I' m looking for an external device to store 100 gb video. And I will not use the device regularly I.e once or twice.

Which ones(dvds, pen drives,etc)?


----------



## SaiyanGoku (Oct 31, 2015)

Buy a 1 TB external hdd


----------



## Nerevarine (Oct 31, 2015)

100 gb "video"
lel

As for your answer, get an external HDD from ebay, currently seagate ext hdd promo is going on so you may get that


----------



## DK_WD (Nov 2, 2015)

Charley said:


> I' m looking for an external device to store 100 gb video. And I will not use the device regularly I.e once or twice.
> 
> Which ones(dvds, pen drives,etc)?



Hi [MENTION=3961]Charley[/MENTION],

The choice of the HDD, it all depends on your requirement and your budget. In terms of reliability, WD drives are good and have; the less failure rate. I’d suggest you to go with the WD My Passport Ultra because it has the extra feature like software for backup and security. Its a simple storage drive and best for budget. It comes with the full version of the WD SmartWare Pro software. It's a pretty simple and straightforward backup software that uses minimal PC resources. Set it up once and you can forget about it.
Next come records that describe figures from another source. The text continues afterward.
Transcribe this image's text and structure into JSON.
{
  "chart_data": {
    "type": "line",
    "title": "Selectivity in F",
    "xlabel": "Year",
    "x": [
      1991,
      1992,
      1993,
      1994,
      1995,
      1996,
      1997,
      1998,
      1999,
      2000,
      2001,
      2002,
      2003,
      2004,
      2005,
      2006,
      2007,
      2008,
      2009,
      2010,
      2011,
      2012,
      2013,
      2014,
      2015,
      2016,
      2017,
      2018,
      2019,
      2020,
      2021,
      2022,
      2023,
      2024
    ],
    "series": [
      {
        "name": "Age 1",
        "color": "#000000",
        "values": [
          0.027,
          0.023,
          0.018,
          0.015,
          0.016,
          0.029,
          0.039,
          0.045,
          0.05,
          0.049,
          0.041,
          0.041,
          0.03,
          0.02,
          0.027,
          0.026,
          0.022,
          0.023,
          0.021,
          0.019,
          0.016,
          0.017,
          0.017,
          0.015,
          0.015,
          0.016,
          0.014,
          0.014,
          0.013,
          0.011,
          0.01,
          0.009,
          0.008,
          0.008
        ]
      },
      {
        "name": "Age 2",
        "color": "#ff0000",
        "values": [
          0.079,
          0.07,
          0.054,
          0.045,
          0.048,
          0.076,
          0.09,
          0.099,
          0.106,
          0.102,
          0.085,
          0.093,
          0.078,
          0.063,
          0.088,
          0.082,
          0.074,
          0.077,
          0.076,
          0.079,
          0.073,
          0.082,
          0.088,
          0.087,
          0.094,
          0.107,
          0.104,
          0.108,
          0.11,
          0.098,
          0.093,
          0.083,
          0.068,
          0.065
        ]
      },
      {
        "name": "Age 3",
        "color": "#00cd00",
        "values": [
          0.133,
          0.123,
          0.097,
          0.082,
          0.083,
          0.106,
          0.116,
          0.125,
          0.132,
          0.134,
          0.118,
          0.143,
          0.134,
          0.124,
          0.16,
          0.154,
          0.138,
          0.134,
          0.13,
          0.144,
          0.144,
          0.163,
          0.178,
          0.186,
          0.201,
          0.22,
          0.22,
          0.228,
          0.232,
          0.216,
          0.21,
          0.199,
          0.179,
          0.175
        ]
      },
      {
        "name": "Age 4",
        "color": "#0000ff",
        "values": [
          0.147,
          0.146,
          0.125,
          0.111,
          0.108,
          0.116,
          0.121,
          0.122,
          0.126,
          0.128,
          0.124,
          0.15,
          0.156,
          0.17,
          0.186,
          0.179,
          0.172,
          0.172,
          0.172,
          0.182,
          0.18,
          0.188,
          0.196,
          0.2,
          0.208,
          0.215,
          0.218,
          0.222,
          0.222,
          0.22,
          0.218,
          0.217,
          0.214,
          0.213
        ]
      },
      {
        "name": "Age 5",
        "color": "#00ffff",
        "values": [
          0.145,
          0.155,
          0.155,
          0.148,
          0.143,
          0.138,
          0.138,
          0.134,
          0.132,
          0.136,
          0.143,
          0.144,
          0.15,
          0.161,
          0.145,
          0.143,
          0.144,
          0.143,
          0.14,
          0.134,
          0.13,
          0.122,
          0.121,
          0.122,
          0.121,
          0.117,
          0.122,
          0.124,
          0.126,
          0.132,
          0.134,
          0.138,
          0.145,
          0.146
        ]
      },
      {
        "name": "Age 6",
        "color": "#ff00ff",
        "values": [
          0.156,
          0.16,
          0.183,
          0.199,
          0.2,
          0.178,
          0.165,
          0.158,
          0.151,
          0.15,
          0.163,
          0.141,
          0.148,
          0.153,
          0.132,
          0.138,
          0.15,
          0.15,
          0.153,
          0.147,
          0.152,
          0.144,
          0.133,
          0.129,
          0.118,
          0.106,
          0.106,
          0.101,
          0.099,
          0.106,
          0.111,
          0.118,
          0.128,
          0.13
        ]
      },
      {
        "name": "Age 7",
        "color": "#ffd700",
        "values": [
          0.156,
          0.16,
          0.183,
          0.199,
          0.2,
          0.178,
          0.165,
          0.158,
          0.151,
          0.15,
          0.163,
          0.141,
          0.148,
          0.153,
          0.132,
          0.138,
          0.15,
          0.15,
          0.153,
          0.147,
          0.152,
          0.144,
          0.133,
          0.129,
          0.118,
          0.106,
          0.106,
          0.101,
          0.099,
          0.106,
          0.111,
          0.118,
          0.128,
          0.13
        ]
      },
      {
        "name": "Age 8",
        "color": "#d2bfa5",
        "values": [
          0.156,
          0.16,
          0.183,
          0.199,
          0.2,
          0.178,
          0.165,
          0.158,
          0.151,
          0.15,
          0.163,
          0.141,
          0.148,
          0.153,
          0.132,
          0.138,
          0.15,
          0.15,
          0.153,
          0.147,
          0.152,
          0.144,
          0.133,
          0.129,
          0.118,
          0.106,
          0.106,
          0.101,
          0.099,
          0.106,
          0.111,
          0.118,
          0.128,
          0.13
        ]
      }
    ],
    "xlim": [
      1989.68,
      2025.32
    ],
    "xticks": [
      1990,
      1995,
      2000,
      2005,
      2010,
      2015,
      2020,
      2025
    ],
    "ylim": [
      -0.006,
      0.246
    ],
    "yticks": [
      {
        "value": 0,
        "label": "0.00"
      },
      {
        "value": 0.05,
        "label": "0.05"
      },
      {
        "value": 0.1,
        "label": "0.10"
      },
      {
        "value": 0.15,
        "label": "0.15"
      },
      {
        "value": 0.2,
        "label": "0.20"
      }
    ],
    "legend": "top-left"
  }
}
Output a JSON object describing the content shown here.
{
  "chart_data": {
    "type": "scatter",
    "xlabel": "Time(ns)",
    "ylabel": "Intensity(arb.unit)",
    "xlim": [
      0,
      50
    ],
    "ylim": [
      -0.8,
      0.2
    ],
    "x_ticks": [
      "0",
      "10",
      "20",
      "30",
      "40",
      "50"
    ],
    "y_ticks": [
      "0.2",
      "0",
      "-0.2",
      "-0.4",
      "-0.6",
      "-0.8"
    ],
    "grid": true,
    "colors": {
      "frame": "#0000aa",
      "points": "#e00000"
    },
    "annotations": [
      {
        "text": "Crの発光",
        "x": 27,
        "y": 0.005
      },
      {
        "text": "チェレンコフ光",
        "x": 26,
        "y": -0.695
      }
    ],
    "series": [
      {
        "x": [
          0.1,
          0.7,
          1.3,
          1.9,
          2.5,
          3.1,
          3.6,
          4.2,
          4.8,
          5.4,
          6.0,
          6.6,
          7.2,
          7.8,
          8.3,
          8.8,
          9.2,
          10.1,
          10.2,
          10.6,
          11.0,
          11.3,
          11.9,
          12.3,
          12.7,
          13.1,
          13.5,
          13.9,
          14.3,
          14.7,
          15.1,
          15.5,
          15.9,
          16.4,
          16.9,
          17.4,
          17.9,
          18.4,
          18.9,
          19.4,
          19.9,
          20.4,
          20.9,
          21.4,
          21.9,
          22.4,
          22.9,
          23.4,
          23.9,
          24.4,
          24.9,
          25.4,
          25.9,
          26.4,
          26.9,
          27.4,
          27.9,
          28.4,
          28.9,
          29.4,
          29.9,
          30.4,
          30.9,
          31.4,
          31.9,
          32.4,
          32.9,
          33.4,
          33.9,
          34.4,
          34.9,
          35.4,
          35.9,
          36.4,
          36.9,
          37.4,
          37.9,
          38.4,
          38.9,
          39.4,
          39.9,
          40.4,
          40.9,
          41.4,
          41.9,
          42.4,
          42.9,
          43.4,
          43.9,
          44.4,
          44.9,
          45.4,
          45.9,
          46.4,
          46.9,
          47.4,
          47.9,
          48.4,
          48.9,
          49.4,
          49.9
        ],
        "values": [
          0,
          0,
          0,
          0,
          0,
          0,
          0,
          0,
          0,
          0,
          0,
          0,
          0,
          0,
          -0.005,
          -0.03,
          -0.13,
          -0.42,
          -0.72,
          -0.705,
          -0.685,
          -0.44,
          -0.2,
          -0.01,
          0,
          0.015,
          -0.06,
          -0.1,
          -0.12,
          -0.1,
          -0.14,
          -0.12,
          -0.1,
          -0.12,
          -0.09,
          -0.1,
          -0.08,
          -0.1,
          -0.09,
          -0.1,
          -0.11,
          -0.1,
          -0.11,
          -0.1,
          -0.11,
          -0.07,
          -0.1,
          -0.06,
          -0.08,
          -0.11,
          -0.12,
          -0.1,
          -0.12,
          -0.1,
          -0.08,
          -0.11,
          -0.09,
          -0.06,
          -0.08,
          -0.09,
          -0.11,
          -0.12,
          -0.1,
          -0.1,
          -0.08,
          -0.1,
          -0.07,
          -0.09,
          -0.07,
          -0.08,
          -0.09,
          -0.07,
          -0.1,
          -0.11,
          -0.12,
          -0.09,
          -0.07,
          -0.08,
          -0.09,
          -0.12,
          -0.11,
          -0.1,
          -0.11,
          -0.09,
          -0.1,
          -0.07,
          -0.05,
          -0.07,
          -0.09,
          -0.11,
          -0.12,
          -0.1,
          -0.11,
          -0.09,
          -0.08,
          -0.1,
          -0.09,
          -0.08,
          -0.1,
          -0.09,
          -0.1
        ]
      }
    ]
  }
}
For more information about WD External drives, you may visit the below link:

Support Answers

Hope it helps


----------



## Tomal (Feb 29, 2016)

Buy an external hard disk. You can store anything for long time.


----------



## yatishgaba (Apr 7, 2016)

I think you go for hard disk for that much of storage...


----------



## topgear (Apr 8, 2016)

This is the best one you can get 
Kingston DataTraveler Workspace 128 GB Utility Pendrive - Kingston : Flipkart.com


----------



## kg11sgbg (Apr 9, 2016)

DK_WD said:


> Hi @Charley,
> 
> The choice of the HDD, it all depends on your requirement and your budget. In terms of reliability, WD drives are good and have; the less failure rate. I’d suggest you to go with the WD My Passport Ultra because it has the extra feature like software for backup and security. Its a simple storage drive and best for budget. It comes with the full version of the WD SmartWare Pro software. It's a pretty simple and straightforward backup software that uses minimal PC resources. Set it up once and you can forget about it.
> 
> ...


A good deal at his budget(though [MENTION=3961]Charley[/MENTION] didn't mentioned that),but WD HDD's are much reliable than Seagate. I use both company  drives onto my Desktop-PC simultaneously.
Till date the 1TB WD Caviar Blue is running perfectly,but for Seagate's,I had to RMA more than four times and got in exchange so called new(actually refurbished)HDD's in lieu of the faulty HDD's(bad sector issues).


----------